Lo sport rappresenta valore, orgoglio, appartenenza e soprattutto un modus vivendi che permette di arrivare all’obiettivo senza sentire la fatica. Tutto questo sto cercando di trasmetterlo ai nostri collaboratori, così come ai vertici Luiss. Devo dire che non ce n’è bisogno perché le persone che ho citato in precedenza – a partire dal vicepresidente esecutivo che è un grande tennista – sono innamorate dell’attività sportiva. Aiutandoci e sostenendoci, possiamo toglierci delle belle soddisfazioni, non solo in termini di vittorie e medaglie ma nel conferire valore al benessere psicofisico. Con il Lab vediamo la grande partecipazione di chi non praticava attività sportiva e, grazie ai nostri corsi ed eventi, capisce come il movimento permetta di fare del bene al proprio organismo.
Lei è stato giocatore, allenatore, dirigente. Quali sono gli insegnamenti che lo sport le ha trasmesso nei diversi ruoli che ha ricoperto? C’è qualche aneddoto che le viene in mente e che ha voglia di raccontare?

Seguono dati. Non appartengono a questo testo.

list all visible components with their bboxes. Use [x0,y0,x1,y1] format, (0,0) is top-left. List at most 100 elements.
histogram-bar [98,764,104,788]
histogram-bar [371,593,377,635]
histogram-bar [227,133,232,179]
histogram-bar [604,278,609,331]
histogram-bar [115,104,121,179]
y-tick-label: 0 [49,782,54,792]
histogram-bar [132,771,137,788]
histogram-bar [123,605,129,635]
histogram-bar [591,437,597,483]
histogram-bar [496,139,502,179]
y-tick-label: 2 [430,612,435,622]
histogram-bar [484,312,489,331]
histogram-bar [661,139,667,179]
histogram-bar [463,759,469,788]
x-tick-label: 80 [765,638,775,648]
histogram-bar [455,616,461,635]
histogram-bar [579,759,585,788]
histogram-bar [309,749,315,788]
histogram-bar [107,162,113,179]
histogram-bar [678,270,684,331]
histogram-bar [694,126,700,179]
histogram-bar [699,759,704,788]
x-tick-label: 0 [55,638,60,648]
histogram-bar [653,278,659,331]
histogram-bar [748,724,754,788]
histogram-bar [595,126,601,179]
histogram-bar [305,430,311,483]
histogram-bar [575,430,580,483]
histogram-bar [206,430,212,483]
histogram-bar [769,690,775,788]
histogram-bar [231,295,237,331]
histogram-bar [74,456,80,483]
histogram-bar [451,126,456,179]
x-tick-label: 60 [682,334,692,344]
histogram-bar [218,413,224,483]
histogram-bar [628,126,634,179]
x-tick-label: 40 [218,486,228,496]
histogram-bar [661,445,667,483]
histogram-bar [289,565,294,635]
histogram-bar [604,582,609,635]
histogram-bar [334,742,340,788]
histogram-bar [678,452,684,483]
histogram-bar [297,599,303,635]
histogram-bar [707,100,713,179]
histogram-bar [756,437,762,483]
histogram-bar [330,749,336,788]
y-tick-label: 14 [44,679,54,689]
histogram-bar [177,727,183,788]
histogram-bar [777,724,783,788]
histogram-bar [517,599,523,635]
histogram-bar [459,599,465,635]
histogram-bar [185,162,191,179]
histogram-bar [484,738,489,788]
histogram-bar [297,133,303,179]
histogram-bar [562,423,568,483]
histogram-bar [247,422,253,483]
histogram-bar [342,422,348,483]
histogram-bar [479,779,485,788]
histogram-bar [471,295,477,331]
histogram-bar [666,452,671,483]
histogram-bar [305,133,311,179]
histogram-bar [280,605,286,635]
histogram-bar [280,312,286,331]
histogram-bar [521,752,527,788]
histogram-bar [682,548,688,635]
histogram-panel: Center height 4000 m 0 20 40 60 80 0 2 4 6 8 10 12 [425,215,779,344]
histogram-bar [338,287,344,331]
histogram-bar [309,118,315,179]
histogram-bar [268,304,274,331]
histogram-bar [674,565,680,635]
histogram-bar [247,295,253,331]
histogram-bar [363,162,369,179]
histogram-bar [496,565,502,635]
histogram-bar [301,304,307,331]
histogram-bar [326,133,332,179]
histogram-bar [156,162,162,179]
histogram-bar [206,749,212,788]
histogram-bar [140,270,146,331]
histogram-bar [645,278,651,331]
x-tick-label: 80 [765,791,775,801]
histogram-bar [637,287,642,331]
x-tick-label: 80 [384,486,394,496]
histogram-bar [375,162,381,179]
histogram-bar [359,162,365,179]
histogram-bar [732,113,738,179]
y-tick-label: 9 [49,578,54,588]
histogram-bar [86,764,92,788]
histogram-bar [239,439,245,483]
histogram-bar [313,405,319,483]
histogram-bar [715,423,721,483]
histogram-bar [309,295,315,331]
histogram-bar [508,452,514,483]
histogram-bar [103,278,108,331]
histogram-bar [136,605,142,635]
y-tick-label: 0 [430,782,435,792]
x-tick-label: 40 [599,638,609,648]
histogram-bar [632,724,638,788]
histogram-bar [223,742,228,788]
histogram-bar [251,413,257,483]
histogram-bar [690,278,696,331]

Tutto è iniziato quando Paolo di Fonzo mi ha portato al Banco di Roma. Da allora, lo sport mi ha dato tantissimo. Sicuramente il più grande valore che il basket mi ha insegnato è stata la resilienza, ovvero la capacità di non mollare mai. Anche perché finita una partita bisogna subito pensare alla successiva. Applicando questo principio sportivo al mondo del lavoro, ogni giorno bisogna dare il massimo per migliorare. Nella mia carriera da giocatore sono stati importanti i grandi cestisti che ho conosciuto: Larry Wrigth, Phil Hicks, Kim Hughes, Bob Morse. Da allenatore, invece, episodi significativi ce ne sono stati tanti. Ricorderò sempre Greg Ballard, campione in Italia con Pesaro e in America con Washington, che era il primo a pulire il parquet appena cadeva una goccia di sudore. Un esempio dell’umiltà che caratterizza i grandissimi giocatori: se non si è umili, non si arriva da nessuna parte.